Traveling along dusty country roads nowadays, one misses him. It was always a he never a she, unlike the metroaides in the cities. The sexual discrimination was in this case deliberate since his task involved the constant use of male muscle, as the tools of his trade would indicate. In the wheelbarrow which he pushed ahead of him, could be found the following: a shovel, a pick, a bolo, maybe also a broom. For he was a one-man road maintenance institution. He was the caminero.

The term “caminero” derives from the Spanish “camino” for street or road. Not so long ago, rural towns employed camineros on a routine basis. One caminero would be assigned to a stretch of road a kilometer or more long depending on the resources of the town. Rain or shine, he would care for and maintain his territory to keep it passable for the traveler, be he on foot or riding on a vehicle. You could rarely see a pothole for long where there was a caminero on duty nor could you feel one beneath as you traveled along such a road and the roadbed was seldom flooded or eroded during rainy days as he also tended the ditches on either side of the road.

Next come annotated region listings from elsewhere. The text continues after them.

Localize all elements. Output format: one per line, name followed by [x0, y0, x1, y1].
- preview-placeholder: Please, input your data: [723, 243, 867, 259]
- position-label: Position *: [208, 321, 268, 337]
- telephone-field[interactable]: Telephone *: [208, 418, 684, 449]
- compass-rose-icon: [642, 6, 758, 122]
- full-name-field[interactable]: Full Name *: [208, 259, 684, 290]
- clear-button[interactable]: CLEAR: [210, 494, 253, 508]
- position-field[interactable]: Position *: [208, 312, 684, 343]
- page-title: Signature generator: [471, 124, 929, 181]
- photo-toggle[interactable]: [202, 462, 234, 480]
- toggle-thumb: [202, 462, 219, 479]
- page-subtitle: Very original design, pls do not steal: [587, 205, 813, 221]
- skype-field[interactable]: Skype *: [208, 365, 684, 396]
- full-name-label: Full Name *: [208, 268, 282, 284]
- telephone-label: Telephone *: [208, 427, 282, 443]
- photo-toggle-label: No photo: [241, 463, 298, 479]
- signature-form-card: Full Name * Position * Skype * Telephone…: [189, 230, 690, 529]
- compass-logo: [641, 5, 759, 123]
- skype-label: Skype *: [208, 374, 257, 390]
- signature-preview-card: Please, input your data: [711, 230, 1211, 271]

He also usually planted shrubs and tree seedlings along the edges of the road to inhibit the growth of weeds and prevent erosion. He was thus also an environmental enhancer.

I cannot place exactly when the last caminero retired. Was it the 60’s or the 70’s? Certainly, they were no longer around in the 80’s. Why they just went out of existence. I am not very sure either. Was it because money to keep them in the payroll ran out? Or was it because they were considered inefficient and therefore, to continue to employ them would have been a waste of scant resources?

What better alternative have the powers – that – be decided to put in their place? Are the roads now better maintained, the potholes and the mud puddles gone? Is every peso for public infrastructure now efficiently utilized so that cost per kilometer is also appreciably reduced?

On the contrary, the roads serving towns away from the main highways are as bad, if not worse. It seems though that the work that the camineros used to do has now been contracted to individuals or groups for millions of pesos, and rebidded on a regular basis every calendar year. And yet we do not see this translated into first-class rural infrastructures.

Should we not rethink this policy and put the camineros back on the road, with a slightly better pay and still spend much, much less but have better road maintenance year – round. Where roads cannot yet be paved with concrete, the caminero is a must. In the distant likelihood that all roads of this nation are all in concrete, he can still be put to productive employment such as keeping ditches unclogged and the roadways beautiful. After all, he needs his job, lowly and poorly compensated though it maybe, for he must continue to feed himself and provide for his family as well. And there will be that much less unemployment in our midst.

It is election time once again and in less than three months all of us registered voters will troop to the polling precincts. We will have another chance to hope for change in our democratic system through the different candidates offering themselves for public service. Let us choose well and vote wisely.

And since this is also the time of Lent, may our prayers and sacrifices give us deep spiritual enlightenment that will enable us to discern beyond their public posturings and speeches who among those vying for the different political positions in our democracy possess the required attributes for honest and consistent public service.